List the companies authorized to withdraw from your account
Since August 1, 2014, with the Sepa (Single European Payments Area) regulation which creates a single payments area on a European scale, banks no longer manage direct debit mandates. These are held only by creditors. In order to avoid fraudulent direct debits, the Sepal regulation (article 5-3. D) Therefore authorizes you to draw up with your bank:
Pay with a single-use virtual bank card
Thanks to a virtual bank card (also called e-bank card), you can pay for your purchases remotely (internet, telephone, etc.) without having to transmit the details of your traditional card.
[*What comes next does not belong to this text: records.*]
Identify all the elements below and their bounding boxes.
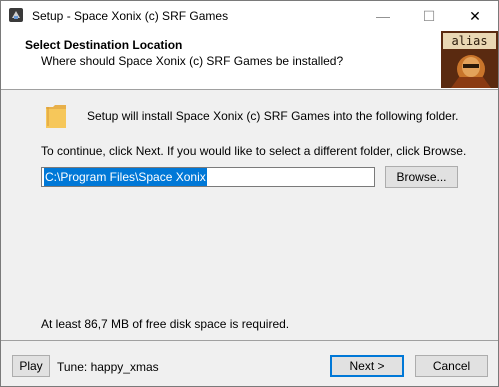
- maximize-icon: ☐: [422, 7, 436, 24]
- minimize-button[interactable]: —: [360, 1, 406, 31]
- next-button[interactable]: Next >: [330, 355, 404, 377]
- next-button-label: Next >: [349, 359, 385, 373]
- logo-text: alias: [451, 34, 487, 48]
- window-title: Setup - Space Xonix (c) SRF Games: [32, 9, 229, 23]
- play-button-label: Play: [19, 359, 43, 373]
- cancel-button[interactable]: Cancel: [415, 355, 488, 377]
- minimize-icon: —: [376, 8, 390, 24]
- close-icon: ✕: [469, 7, 481, 24]
- alias-logo-image: alias: [441, 31, 498, 88]
- install-info-text: Setup will install Space Xonix (c) SRF G…: [87, 109, 459, 123]
- page-title: Select Destination Location: [25, 38, 183, 52]
- destination-path-input[interactable]: C:\Program Files\Space Xonix: [41, 167, 375, 187]
- cancel-button-label: Cancel: [432, 359, 471, 373]
- folder-icon: [46, 105, 66, 128]
- tune-label: Tune: happy_xmas: [57, 360, 159, 374]
- footer-divider: [1, 340, 498, 341]
- wizard-header: Select Destination Location Where should…: [1, 31, 498, 90]
- maximize-button[interactable]: ☐: [406, 1, 452, 31]
- browse-button[interactable]: Browse...: [385, 166, 458, 188]
- play-button[interactable]: Play: [12, 355, 50, 377]
- setup-app-icon: [9, 8, 23, 22]
- close-button[interactable]: ✕: [452, 1, 498, 31]
- title-bar[interactable]: Setup - Space Xonix (c) SRF Games — ☐ ✕: [1, 1, 498, 31]
- disk-space-text: At least 86,7 MB of free disk space is r…: [41, 317, 290, 331]
- instruction-text: To continue, click Next. If you would li…: [41, 144, 467, 158]
- page-subtitle: Where should Space Xonix (c) SRF Games b…: [41, 54, 344, 68]
- destination-path-value: C:\Program Files\Space Xonix: [44, 168, 207, 186]
- browse-button-label: Browse...: [396, 170, 447, 184]
- setup-window: Setup - Space Xonix (c) SRF Games — ☐ ✕ …: [0, 0, 499, 387]
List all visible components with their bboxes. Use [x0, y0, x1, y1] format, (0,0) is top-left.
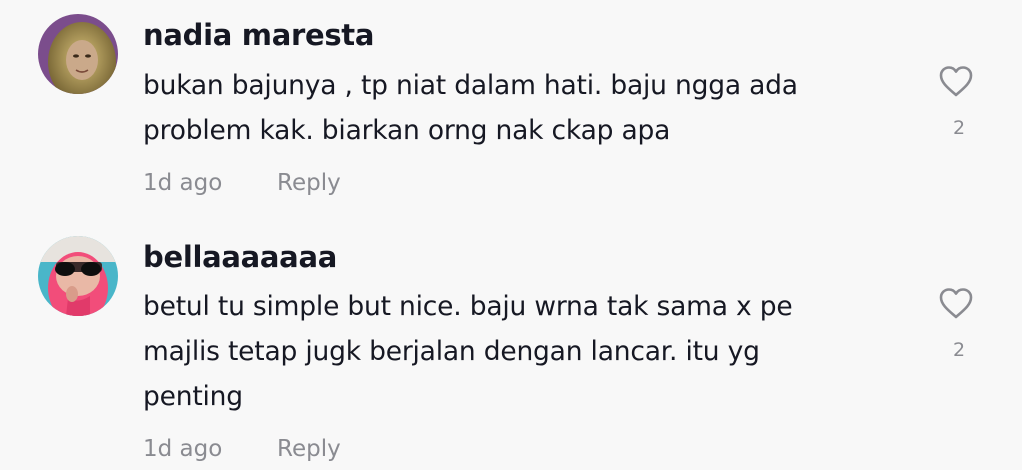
comment-text: bukan bajunya , tp niat dalam hati. baju… [143, 70, 798, 146]
like-count: 2 [952, 339, 966, 361]
comment-username[interactable]: bellaaaaaaa [143, 240, 337, 274]
avatar[interactable] [38, 14, 118, 94]
like-count: 2 [952, 117, 966, 139]
avatar[interactable] [38, 236, 118, 316]
comment-timestamp: 1d ago [143, 436, 223, 462]
reply-button[interactable]: Reply [277, 170, 341, 196]
heart-outline-icon [939, 66, 973, 97]
comment-meta: 1d ago Reply [143, 170, 341, 196]
comment-text: betul tu simple but nice. baju wrna tak … [143, 291, 793, 412]
comment-timestamp: 1d ago [143, 170, 223, 196]
heart-outline-icon [939, 288, 973, 319]
avatar-photo-icon [38, 236, 118, 316]
avatar-photo-icon [38, 14, 118, 94]
like-button[interactable] [936, 64, 976, 98]
comment-meta: 1d ago Reply [143, 436, 341, 462]
comment-username[interactable]: nadia maresta [143, 18, 374, 52]
like-button[interactable] [936, 286, 976, 320]
reply-button[interactable]: Reply [277, 436, 341, 462]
Connect to your bank’s website or contact your customer advisor to subscribe to the e-bank card service. Once registered, you will receive by mail a username and password allowing you to access the service. Download the e-bank card software to your computer from the internet address provided by your bank. When doing payment processing online gaming on a site, click on the virtual bank card icon, and then enter your username and password. Then type the amount of your purchase and validate the payment. The e-bank card icon then generates a single-use number. Report it to the merchant site. Generally count from 8 € to 14 € per year, depending on the bank.
You can use it at almost all remote merchants (in France and abroad) who accept Visa, MasterCard or Carte Blue credit cards. The generated number becomes unusable once the purchase is made. You benefit from the same guarantees, insurance and management rules attached to your real bank card (identical spending limit, deferred debit, etc.). Your purchase appears in a classic way as a debit on your account statement. Your bank card number does not circulate on the internet.
You must register with your bank and download software to your computer beforehand. Not all banks offer this service, and it is relatively expensive.
Full Life advice
Note that you will not be able to use your e-bank card on sites requiring you to present the card to collect a delivery or a service (such as a train ticket at an SNCF self-service terminal).
Pay on the internet thanks to a “trusted third party”
These financial intermediaries (for example, PayPal) make it possible to secure both the payment and the delivery of a product purchased on the internet. Some sites like Price minister or Amazon provide this function themselves.
You and the seller must each open a free account on the “trusted third party” site. Once the sale is concluded, you pay your purchase to the latter, usually by credit card. This informs the seller that he has received your payment. The seller can then send your purchase to you. As soon as you receive your package, you inform the “trusted third party”, who can then transfer the money to the seller’s account. A commission on the sale price must be paid by the buyer and / or the seller, depending on the site. For example, the seller must pay 3.4% + 0.25 € per transaction with PayPal.